When I woke up, I worked on Golive some more, cooked some Tuna Helper, and prepared myself for BSF. But as soon as I started driving down the street I just felt like it was all wrong. Like everything I have been doing so far this week has all been a facade. I've been putting on this show like I'm a good Christian, like I have a personal relationship with God, when really I'm just empty inside. So I kept driving, singing praise music and pausing it occasionally to share how I really feel with God. I told Him I was scared of what the future held. That I was tired of wondering about it and that I just wanted to be content with what I had at the moment. He told me to do just that. That this was a time of preparation for me and that I should stop focusing on where I'm going to be a year from now. I'm not ready to know that and I'm not ready to be there anyway. I just need to take things one day at a time. The words of a song filled my soul and I started to cry. Not a sob, not a sound, just tears and a cracked voice. I cried for those I love. For the ones I've lost...for the ones I've never truly found. I cried because I realized what I was. What are you man, if you do not learn love? the voice asked. What am I? Simply nothing.

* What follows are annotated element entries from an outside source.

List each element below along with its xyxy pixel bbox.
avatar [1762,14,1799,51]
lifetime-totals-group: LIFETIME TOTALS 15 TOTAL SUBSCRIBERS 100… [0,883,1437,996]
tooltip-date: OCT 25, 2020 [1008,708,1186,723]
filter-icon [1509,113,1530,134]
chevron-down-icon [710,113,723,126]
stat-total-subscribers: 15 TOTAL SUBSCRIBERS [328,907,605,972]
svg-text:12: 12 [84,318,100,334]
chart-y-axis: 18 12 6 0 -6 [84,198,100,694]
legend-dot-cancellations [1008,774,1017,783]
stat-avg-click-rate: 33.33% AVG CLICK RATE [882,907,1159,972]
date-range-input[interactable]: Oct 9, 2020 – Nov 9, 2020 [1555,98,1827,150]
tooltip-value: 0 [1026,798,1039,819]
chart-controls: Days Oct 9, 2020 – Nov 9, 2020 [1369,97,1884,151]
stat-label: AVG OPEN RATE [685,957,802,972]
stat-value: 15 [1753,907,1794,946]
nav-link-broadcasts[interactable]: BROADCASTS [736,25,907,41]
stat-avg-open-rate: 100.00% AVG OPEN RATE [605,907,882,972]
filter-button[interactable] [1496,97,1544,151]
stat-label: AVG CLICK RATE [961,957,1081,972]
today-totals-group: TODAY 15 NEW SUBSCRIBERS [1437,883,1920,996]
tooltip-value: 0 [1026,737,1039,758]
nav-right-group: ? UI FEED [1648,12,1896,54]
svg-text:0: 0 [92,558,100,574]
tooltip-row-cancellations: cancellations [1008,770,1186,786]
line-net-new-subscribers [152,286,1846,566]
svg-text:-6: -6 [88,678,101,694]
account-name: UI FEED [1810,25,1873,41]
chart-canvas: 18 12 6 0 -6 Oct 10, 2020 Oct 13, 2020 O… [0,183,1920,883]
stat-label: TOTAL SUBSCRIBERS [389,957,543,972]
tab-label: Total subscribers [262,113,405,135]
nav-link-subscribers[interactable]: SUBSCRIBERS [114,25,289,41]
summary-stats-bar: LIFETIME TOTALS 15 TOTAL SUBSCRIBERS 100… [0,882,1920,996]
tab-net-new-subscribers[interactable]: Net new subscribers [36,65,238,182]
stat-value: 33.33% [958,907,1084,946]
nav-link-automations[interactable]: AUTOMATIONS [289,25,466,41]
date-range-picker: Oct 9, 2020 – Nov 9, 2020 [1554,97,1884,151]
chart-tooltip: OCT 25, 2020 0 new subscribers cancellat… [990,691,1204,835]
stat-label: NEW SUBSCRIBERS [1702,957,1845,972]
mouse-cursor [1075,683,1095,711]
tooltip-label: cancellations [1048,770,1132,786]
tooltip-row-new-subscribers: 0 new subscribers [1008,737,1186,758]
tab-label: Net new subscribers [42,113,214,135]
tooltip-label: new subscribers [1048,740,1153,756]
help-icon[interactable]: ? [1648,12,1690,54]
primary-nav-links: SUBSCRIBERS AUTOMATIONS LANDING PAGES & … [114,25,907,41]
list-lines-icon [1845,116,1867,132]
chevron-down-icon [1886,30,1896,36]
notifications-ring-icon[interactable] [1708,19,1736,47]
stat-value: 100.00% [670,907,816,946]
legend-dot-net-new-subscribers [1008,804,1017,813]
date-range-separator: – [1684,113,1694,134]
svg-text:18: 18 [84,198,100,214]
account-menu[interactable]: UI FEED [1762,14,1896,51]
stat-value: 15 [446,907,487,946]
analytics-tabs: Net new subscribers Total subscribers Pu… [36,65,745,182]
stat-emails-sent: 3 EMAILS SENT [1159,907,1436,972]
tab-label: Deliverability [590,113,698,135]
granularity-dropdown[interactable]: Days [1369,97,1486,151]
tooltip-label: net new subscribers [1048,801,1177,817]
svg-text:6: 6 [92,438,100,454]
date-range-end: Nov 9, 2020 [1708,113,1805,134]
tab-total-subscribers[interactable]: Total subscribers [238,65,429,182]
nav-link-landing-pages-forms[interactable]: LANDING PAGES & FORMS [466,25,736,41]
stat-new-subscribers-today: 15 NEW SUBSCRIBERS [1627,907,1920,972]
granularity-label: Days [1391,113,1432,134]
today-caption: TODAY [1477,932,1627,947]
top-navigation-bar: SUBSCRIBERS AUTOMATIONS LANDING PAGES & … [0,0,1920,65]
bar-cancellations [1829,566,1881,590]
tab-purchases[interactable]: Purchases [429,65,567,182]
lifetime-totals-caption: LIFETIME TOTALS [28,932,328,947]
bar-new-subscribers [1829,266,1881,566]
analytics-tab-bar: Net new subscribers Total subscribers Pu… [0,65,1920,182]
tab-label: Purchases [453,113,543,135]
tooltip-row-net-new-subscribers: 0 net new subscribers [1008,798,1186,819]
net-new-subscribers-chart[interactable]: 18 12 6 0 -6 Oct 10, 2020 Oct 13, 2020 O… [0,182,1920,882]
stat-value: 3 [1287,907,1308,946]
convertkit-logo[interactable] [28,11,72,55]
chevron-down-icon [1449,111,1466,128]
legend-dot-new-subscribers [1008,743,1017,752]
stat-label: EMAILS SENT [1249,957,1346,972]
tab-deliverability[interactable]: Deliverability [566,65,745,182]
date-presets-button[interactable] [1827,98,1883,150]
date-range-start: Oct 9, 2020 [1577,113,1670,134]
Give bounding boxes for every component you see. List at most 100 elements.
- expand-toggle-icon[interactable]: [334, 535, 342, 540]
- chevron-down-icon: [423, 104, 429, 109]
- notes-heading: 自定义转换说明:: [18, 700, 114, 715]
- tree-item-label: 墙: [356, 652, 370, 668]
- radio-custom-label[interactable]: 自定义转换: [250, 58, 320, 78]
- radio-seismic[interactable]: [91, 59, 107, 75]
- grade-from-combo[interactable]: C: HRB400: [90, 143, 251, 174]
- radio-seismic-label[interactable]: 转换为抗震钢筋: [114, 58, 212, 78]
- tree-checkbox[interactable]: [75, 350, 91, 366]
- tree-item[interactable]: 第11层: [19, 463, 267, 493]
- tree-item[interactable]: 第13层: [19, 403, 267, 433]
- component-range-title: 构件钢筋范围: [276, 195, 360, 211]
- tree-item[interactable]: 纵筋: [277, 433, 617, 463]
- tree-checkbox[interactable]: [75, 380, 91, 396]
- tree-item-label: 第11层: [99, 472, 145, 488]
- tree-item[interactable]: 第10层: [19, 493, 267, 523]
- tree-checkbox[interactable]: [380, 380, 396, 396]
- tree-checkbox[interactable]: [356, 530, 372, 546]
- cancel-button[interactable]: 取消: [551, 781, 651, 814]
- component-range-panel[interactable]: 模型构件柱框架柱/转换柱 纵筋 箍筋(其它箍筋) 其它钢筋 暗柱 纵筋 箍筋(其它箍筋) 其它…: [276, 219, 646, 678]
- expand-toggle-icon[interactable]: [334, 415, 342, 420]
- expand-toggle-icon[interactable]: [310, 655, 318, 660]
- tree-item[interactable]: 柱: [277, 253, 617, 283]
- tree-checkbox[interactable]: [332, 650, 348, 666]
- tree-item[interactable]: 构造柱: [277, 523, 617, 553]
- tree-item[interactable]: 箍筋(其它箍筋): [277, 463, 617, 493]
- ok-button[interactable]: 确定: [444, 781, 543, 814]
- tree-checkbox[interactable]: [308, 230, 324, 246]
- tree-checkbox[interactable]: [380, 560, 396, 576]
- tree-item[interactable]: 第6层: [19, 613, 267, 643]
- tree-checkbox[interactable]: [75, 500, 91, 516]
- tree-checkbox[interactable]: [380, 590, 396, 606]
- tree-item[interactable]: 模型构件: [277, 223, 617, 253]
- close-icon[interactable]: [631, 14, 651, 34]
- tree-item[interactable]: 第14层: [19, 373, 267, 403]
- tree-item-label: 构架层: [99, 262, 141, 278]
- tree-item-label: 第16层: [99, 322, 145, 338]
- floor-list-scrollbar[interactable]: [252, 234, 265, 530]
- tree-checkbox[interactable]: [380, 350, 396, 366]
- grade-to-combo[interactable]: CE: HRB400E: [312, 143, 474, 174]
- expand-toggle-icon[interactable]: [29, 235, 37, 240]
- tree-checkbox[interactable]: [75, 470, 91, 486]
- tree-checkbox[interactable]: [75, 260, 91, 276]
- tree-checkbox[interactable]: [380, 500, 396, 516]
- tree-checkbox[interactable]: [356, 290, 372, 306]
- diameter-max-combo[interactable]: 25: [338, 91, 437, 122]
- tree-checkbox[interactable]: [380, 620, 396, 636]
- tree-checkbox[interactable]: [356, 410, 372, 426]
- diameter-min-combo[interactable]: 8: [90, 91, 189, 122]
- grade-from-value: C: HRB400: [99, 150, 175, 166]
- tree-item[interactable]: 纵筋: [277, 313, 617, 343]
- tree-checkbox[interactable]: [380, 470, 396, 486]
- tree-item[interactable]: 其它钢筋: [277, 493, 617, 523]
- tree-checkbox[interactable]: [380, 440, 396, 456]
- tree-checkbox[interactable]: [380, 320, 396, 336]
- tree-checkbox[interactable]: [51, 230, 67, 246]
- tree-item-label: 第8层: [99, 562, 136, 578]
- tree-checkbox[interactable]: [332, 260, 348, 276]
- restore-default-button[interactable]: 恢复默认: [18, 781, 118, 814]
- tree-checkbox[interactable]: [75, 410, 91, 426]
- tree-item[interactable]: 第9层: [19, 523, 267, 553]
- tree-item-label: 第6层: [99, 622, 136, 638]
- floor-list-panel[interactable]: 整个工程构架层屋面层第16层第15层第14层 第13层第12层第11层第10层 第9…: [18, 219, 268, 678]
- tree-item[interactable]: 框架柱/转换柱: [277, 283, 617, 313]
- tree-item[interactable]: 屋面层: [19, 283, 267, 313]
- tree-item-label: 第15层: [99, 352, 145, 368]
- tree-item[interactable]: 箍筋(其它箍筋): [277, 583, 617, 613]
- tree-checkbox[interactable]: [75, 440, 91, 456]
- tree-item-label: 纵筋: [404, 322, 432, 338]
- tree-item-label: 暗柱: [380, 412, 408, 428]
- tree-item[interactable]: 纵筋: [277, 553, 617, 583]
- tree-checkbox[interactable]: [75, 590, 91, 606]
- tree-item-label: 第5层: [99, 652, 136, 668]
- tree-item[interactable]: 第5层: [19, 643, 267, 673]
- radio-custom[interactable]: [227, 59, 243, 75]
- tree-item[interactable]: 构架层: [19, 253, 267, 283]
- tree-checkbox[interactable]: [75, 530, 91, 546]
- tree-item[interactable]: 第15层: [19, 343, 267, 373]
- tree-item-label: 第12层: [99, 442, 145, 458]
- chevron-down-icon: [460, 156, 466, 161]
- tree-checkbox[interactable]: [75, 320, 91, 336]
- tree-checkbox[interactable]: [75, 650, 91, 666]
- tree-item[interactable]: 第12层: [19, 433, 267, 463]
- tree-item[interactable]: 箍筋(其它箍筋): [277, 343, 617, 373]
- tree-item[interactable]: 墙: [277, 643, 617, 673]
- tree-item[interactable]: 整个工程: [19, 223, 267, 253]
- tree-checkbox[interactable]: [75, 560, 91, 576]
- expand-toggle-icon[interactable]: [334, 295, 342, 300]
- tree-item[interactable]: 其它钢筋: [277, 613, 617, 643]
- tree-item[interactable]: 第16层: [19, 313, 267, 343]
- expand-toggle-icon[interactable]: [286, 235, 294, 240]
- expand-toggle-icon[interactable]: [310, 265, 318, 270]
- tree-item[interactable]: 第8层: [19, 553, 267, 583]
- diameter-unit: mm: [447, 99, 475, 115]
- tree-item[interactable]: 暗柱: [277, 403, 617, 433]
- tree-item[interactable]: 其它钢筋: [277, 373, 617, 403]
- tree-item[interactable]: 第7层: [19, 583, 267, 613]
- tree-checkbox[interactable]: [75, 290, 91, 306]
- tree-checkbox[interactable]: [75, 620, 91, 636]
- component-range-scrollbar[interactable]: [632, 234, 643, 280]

So hard to fathom, the pain in Your eyes, as You're watching Your children, doing what You despise. Through pursuit of our own, we just go 'round and 'round. Another nail to the cross, we continue to pound.
I cried for you. For the person in my life I should feel so close to right now, yet I feel so far away from. For the person I used to understand, but now am only confused by. I cried for you because I miss you. I cried for you because I long for you. I cried for you because I love you. I cried for you, because He was giving me a brief glimpse of what He feels for you. I cried for you because He misses you. I cried for you because He longs for you. I cried for you because He loves you. He cries for you too. Harder, longer, louder, every piece of Him convulsing with the pain of losing you. Shaking, crying out, whispering softly for you to return. He's waiting for you. Waiting with arms open, bearing the wounds He carries. He's waiting and hoping, and so am I.
I drove for two hours tonight. I made it to Allendale, Grand Haven, Holland, and back to Grandville. My head feels clearer but my heart no less heavy. More needs to be shared. More needs to be revealed. I need to search myself and be honest with the Lord. Only then can the healing begin. Only then can I grow. Only then can I be more than nothing.